About this time I was told that a radio around here decided during the storm that it will never turn off again. You can unplug it to make it die, but the 'off' switch (well, it's a button) no longer works. Bear in mind this radio is probably almost - if not actually - older than I am, for whatever that's worth (24). Also, the blue LED and fan in the side-panel of an old PC I built which was then near the router and using the same UPS had stopped working. The rest of the computer was fine (I think).
Later that day, my Intel CPU in a laptop seemed to have stopped using its 'Turbo Boost' after I restarted it for updates. That kinda sucked, so I went into the BIOS settings looking for things related to it. I got it to show up on the monitor-program again (Intel has some minor application to monitor the boost) but even in games where I was CPU-bound it wasn't going on all the way.

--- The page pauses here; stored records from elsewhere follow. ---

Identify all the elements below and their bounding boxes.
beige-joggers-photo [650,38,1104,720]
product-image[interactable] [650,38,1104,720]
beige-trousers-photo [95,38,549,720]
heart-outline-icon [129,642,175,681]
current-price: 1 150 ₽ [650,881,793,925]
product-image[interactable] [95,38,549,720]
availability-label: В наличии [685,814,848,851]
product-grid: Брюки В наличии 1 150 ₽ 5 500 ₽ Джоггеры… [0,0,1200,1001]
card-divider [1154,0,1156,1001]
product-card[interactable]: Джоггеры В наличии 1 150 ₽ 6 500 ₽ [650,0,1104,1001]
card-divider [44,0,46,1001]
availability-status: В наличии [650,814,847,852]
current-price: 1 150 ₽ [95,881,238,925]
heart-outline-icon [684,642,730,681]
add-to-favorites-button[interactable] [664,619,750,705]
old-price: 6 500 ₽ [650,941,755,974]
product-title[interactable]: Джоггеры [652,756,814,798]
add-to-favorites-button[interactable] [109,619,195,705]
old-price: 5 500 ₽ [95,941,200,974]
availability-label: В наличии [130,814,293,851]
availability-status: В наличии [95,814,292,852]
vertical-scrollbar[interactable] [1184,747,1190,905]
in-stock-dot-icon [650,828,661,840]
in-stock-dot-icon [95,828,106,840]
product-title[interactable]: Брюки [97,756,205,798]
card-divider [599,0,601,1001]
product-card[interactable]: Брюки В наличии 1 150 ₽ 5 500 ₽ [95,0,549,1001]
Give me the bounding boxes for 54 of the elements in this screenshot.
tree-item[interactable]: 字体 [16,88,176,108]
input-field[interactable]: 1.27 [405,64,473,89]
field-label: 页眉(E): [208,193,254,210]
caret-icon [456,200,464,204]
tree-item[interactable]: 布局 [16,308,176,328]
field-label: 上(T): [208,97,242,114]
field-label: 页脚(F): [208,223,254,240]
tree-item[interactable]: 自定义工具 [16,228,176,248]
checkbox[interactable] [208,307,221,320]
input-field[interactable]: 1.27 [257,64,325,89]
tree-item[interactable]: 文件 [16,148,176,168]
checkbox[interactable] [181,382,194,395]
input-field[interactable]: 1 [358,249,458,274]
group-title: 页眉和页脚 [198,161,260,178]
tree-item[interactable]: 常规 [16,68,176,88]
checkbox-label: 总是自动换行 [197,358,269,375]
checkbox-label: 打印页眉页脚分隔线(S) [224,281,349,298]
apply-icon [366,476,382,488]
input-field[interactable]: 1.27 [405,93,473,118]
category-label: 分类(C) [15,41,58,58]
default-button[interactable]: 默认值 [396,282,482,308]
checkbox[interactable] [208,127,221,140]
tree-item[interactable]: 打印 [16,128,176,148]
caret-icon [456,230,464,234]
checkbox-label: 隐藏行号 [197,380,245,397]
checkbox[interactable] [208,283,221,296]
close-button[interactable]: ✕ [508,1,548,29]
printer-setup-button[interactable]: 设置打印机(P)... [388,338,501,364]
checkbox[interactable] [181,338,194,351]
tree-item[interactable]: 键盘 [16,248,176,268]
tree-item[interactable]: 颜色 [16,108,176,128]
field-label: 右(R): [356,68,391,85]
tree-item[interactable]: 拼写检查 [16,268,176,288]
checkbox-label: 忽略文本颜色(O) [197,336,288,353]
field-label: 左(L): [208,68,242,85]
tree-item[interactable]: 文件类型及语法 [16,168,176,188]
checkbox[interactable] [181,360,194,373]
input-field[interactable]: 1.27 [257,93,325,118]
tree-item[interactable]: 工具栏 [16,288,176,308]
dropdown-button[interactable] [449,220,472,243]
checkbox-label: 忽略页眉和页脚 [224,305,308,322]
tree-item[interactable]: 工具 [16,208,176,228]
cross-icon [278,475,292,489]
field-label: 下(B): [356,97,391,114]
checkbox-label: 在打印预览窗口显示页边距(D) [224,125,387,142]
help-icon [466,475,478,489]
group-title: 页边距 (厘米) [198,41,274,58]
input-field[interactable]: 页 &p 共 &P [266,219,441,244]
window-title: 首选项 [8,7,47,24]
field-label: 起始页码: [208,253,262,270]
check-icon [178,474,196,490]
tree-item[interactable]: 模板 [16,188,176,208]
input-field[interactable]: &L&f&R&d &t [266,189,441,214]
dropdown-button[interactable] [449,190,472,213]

Couldn't think of anything I'd changed that would cause that, but just to be sure, I reset to defaults in the BIOS options, then selected just a few settings I'd been using for months without issues.
I left it to restart and went to get food/tea (I forget which - maybe both). When I came back, the power was on, lights and such were on, but the screen was black. CPU light was blinking slowly, and some fan was revving up and going quiet, over and over. Meh. Restarted again in case I missed anything, but that was it: not even BIOS loading. I figured that probably ruled out the hard drives, video card, etc. I considered the screen itself being dead but then... the steady blink of the CPU light, the revving fan, and the fact that the CPU had been why I was here in the first place suggested otherwise. Oh - and I remembered the external screen, plugged in and sitting right next to it, which would have started displaying things if I made it to the whole 'windows' stage of this exercise.
So I took the thing apart and grabbed the hard drives, because I'm not buying another CPU and/or motherboard for a laptop just in the hope it turns out to be the (only) dead component.
Fast-forward to this evening, and I've set up this netbook temporarily. I took the older PC apart to fix that fan, but I noticed it said '12V' on it and decided to hold the wires to a car battery. It was a bit spluttery due to my holding it there, but it began to glow blue and spin, so I decided the problem lay elsewhere. I followed the cable to the motherboard... but accidentally moved the wrong one and disabled the power switch (lol). This is what you get for not labelling components' default wires when they follow roughly the same path, and come with different instances of the same colour combination.
Anyway, after putting that back and tracing the real wire to the front of the case (a part I'd never opened, it was all default) I opened that up and had a look inside. Then traced it again, and again, and again, getting better lights each time to be sure I hadn't got the wrong one again. But I hadn't.
As it turns out, these two little wires, which have been powering this fan and LED for years - and with no assistance I might add - lead away from the fan, into the front of the case, branch into two sets of two, and connect to two clear pieces of plastic. Each of these is connected to a larger, silvery square which I thought to be metal, but upon closer inspection is also plastic. Those attach to the case... and only the case.
My only theory, after staring at this setup for literally hours, is that it... gathers... ambient electricity, somehow. Or rather, it did for about 5-6 years, and now - for reasons I don't even begin to understand - it has run out.
I think tomorrow I might just try plugging the fan into an actual power source, if I can find a suitable plug... or even cut off an unsuitable plug and bind the wires. If it fries the fan, well, it won't be any less useful.